Genomic data may include taxonomic and/or functional annotations.
In the scope of this project, we mainly focus on taxonomically annotated nucleotide sequence data derived from environmental DNA (eDNA) samples subjected to either metabarcoding or metagenomic sequencing or both.
Plankton imaging data covers all data generated by quantitative imaging instruments - instruments that provide a large amount of images, in a consistent manner, to reliably extract quantitative information, such as concentrations and/or biovolumes. These observations of planktonic organisms allow us to better quantify their role as key trophic and functional links in open ocean ecosystems. In addition, the in situ instruments or samples are processed shortly after collection can provide information on so-called marine snow, which constitutes 80% to 90% of the particles in seawater. This marine snow plays a crucial role in marine ecosystems by facilitating the transfer of carbon to the deep ocean through the biological pump mechanism.
A wide variety of instruments can collect imaging data in situ or in the laboratory, each one with its own workflow. It is expected that data from plankton and particle imaging will flow into the EU DTO mostly via data integrators/repositories that are deployed across several in situ observatories and networks, notably including those overseen by DTO-BioFlow partners. The improved flows of data from plankton imaging expected from DTO-BioFlow will enhance biomonitoring efforts and global carbon flux estimations.
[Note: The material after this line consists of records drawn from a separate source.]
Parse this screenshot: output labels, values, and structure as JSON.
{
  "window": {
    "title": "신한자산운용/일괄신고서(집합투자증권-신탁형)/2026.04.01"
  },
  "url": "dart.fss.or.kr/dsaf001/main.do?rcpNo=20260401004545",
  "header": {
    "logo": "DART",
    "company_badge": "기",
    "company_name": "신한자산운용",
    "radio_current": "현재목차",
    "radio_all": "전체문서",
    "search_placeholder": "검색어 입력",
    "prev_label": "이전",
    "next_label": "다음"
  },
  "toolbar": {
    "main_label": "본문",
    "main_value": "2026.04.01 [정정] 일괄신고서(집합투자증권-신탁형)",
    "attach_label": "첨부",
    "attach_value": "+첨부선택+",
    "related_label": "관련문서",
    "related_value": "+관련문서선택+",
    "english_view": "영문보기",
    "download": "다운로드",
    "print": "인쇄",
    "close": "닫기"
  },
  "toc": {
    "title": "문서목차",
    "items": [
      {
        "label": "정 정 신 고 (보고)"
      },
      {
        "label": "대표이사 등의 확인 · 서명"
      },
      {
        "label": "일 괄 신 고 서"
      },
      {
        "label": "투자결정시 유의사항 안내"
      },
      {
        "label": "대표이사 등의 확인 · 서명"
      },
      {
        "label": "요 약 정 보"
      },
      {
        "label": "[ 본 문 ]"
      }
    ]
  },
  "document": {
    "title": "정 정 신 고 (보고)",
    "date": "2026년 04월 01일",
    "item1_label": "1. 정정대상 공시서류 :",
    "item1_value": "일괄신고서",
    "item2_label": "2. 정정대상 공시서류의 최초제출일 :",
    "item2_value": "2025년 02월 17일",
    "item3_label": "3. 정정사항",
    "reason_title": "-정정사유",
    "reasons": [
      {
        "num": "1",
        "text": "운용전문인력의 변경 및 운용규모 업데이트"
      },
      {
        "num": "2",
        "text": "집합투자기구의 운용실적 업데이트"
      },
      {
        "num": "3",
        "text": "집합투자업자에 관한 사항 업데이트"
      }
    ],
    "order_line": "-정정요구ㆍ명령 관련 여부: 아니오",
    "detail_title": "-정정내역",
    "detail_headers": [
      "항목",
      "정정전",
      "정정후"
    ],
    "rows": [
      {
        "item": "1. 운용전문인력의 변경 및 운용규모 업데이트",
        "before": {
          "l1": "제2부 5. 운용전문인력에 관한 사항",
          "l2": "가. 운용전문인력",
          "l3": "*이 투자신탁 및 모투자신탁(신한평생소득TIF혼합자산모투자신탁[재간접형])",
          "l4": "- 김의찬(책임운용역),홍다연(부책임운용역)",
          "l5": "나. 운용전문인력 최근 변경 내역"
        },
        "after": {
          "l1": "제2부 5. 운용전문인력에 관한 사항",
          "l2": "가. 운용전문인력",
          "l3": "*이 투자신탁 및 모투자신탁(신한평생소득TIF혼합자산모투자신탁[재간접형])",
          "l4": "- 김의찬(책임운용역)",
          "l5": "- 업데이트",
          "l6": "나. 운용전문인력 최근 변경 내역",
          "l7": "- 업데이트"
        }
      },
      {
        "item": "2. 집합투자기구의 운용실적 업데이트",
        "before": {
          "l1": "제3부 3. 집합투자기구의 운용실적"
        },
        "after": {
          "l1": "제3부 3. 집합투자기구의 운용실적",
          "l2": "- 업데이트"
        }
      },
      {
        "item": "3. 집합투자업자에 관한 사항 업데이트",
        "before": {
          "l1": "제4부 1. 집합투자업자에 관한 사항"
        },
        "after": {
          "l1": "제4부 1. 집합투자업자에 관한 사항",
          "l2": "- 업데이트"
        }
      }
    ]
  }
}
Biologging data are data of animal positions/presences obtained by animal-borne electronic devices. For this project, we consider biologging data from animals tagged in Europe, with mainly marine positions. They can be divided into three types:
Passive Acoustic Monitoring (PAM) of sounds made by marine animals is an important method for estimating the distribution, density, and abundance of species that vocalise. It is particularly useful for animals that frequently produce species-specific vocalisations. Harbour porpoises (Phocoena phocoena) are excellent candidates as seldom does a minute go by without a porpoise producing species-specific echolocation clicks. The biological interpretation of acoustic data requires detecting signals produced by the animals, and the development and evaluation of detectors for classification is an active area of research. We are proposing the primary passive acoustic data to flow from ETN into EMODnet Biology.
DTO BioFlow is considering other networks and data sources. These include species occurrence data from global platforms not yet integrated into EMODnet Biology, gridded species distributions from various projects, reporting data relevant to EU Directives, as well as data from industry, citizen science, and literature.